25/04/2014 18:23 AST

A handful of oil-rich monarchies in the Gulf have become the unexpected beneficiaries of the crisis in Ukraine, attracting a helping of the global money frozen out of Russia's debt markets.

Two bond sales planned for this week told the tale of changing fortunes within emerging markets.

Russia, which remains mired in a geopolitical dispute, was forced to cancel an issue of government debt when investors demanded a borrowing rate that the country deemed too high.

Dubai, meanwhile, was being congratulated for its $750m (Dh2.7 billion) sale of sovereign debt, the emirate's first for 18 months.

As the fallout from unrest in Ukraine ripples out across capital markets, bankers say some investors are viewing the Middle East as a relative haven.

"There is a flight to higher quality within emerging market bonds," says Christoph Paul, head of debt capital markets in the Middle East at Morgan Stanley.

"A lot of emerging markets have suffered political or social tensions."

In a recent research note HSBC suggested that, as mainstream emerging markets fail to maintain their previous economic growth rates, liquidity is likely to be squeezed into smaller markets with strong macroeconomic stories, such as Qatar, Oman and the United Arab Emirates.

The shift in sentiment has come at an opportune moment. Across the region investment in large-scale construction projects is ramping up ahead of Qatar's 2022 hosting of the World Cup and Dubai's 2020 World Expo.

Dubai's sale of 15-year Islamic bonds was more than three times subscribed by investors from the UK, Europe, Asia and the Middle East and eventually priced to yield 5 per cent.

The bonds, called sukuk, pay a return based on profit from a tangible asset instead of interest, which is prohibited under Islamic law.

Just four years ago Dubai was swamped by a property crash that knocked nearly 60 per cent off prices and hit global investors, as well as David Beckham, Michael Owen and other members of the England football team who had purchased houses on the man-made Palm Jumeirah island.

Eventually Dubai was given a $10bn bailout from its oil-rich neighbour Abu Dhabi.

That debt was recently rolled over at preferential rates for the next five years and Dubai is experiencing healthy property and tourism trades. Last year, the emirate's economy grew at its fastest rate since the global financial crisis.

Gulf states are one of the stand out stories in emerging markets right now, according to one global strategist at an international bank.

Oil prices are up, economies are growing, stock markets are performing well and next month Qatar and the United Arab Emirates will graduate from frontier to emerging status in MSCI's equity market index.

Optimism about growing Gulf economies led some analysts to predict that total corporate and sovereign bond issuance in 2014 could hit the record $50bn level seen in 2012.

So far this has not been the case. Total debt sales in the Gulf, which make up the majority of bond issuance in the Middle East, are at $11.3bn this year, compared to $16.3bn in the same period in 2013, according to data from Dealogic.

However the rest of the year could tell a different story.

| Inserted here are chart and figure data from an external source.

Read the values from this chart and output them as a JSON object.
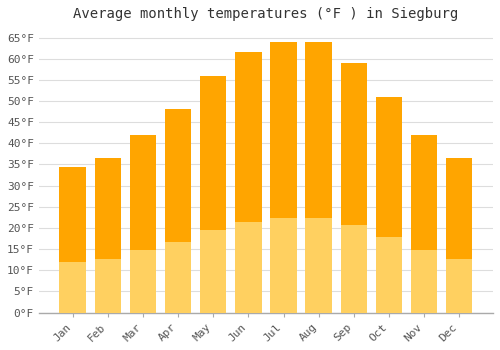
{
  "title": "Average monthly temperatures (°F ) in Siegburg",
  "months": [
    "Jan",
    "Feb",
    "Mar",
    "Apr",
    "May",
    "Jun",
    "Jul",
    "Aug",
    "Sep",
    "Oct",
    "Nov",
    "Dec"
  ],
  "values": [
    34.5,
    36.5,
    42,
    48,
    56,
    61.5,
    64,
    64,
    59,
    51,
    42,
    36.5
  ],
  "bar_color_top": "#FFA500",
  "bar_color_bottom": "#FFD060",
  "ylim": [
    0,
    67
  ],
  "yticks": [
    0,
    5,
    10,
    15,
    20,
    25,
    30,
    35,
    40,
    45,
    50,
    55,
    60,
    65
  ],
  "ytick_labels": [
    "0°F",
    "5°F",
    "10°F",
    "15°F",
    "20°F",
    "25°F",
    "30°F",
    "35°F",
    "40°F",
    "45°F",
    "50°F",
    "55°F",
    "60°F",
    "65°F"
  ],
  "grid_color": "#dddddd",
  "bg_color": "#ffffff",
  "title_fontsize": 10,
  "tick_fontsize": 8,
  "font_family": "monospace"
}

Activity has started to pick up as businesses and governments take advantage of favourable market conditions to issue debt.

In addition to this week's sovereign bond issue from Dubai, Saudi Electricity, which is wholly owned by the government, recently raised $2.5bn, the largest deal in the region this year.

Companies across the region are assessing international investor appetite for future bond issues. Taqa, Abu Dhabi's national energy group, has already started a "roadshow" for a dollar-denominated bond, its first issue since late 2012.